Following a critical glitch aboard, Armstrong and pilot David Scott began spinning out of control in space. Fighting the loss of consciousness with all his might, Armstrong eventually regained control and landed safely.
Astronauts Neil Armstrong and David Scott await the arrival of the rescue craft following the successful but urgent completion of their Gemini 8 mission
Theodore Freeman, member of the first Apollo team of 14 astronauts, died in October 1964 when a flock of geese hit the engine of his T-38 trainer near Houston. In February 1966, astronauts Eliot C. and Charles Bassett crashed during bad weather on their way to Lambert Field in St. Louis.
The worst catastrophe occurred when the Apollo 1 astronauts hadn't even lifted off the ground. Gus Grissom, Ed White and Roger Chaffee died in a cockpit fire on January 27, 1967 during prelaunch tests at Kennedy Space Center.

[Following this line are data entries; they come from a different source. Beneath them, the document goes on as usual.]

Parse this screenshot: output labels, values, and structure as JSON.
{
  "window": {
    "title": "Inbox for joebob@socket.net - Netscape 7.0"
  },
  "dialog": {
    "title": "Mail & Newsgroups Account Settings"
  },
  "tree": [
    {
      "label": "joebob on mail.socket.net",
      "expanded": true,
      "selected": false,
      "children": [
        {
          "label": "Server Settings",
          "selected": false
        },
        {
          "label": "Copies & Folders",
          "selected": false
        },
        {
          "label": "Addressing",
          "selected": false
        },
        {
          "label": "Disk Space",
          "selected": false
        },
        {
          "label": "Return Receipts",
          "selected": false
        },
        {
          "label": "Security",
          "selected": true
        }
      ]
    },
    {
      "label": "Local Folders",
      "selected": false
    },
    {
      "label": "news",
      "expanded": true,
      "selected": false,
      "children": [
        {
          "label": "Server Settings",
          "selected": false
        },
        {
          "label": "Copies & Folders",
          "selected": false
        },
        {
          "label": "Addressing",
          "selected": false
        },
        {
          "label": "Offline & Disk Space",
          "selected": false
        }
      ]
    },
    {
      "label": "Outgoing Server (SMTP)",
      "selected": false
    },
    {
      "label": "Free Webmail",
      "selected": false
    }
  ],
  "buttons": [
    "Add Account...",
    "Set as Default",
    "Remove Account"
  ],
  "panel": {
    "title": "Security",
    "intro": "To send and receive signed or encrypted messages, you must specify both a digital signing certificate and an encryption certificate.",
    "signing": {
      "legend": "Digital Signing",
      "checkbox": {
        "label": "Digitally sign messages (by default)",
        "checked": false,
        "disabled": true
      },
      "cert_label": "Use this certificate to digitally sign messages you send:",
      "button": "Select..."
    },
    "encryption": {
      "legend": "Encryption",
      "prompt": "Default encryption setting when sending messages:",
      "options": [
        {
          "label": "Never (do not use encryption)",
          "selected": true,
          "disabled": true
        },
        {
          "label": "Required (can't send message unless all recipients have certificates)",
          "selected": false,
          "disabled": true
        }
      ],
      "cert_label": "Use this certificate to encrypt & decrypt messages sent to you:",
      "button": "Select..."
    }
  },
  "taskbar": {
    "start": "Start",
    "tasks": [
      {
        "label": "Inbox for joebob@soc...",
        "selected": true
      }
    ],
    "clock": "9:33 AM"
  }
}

The Apollo 1 command module after a fire that killed the astronaut crew. This happened during normal training.
In the aftermath of that accident, NASA faced opposition from Congress and the public, with pressure from all sides. Everyone doubted whether the mission to the moon was worth both the human sacrifice and the money invested. Congress focused on investigating the causes of the Apollo 1 fire, while civil rights leader Reverend James Abernathy led a growing public outcry against funding the space program.
By the time Armstrong, Aldrin, and Michael Collins prepared for the Apollo 11 program in July 1969, both astronauts and NASA engineers were confident that the mission would still be a success.
According to Tizel Muir-Harmony, curator of the Apollo collection at the Smithsonian Air and Space Museum, this has been backed up by countless reports and long trials with one single goal: to ensure the safe return of astronauts home.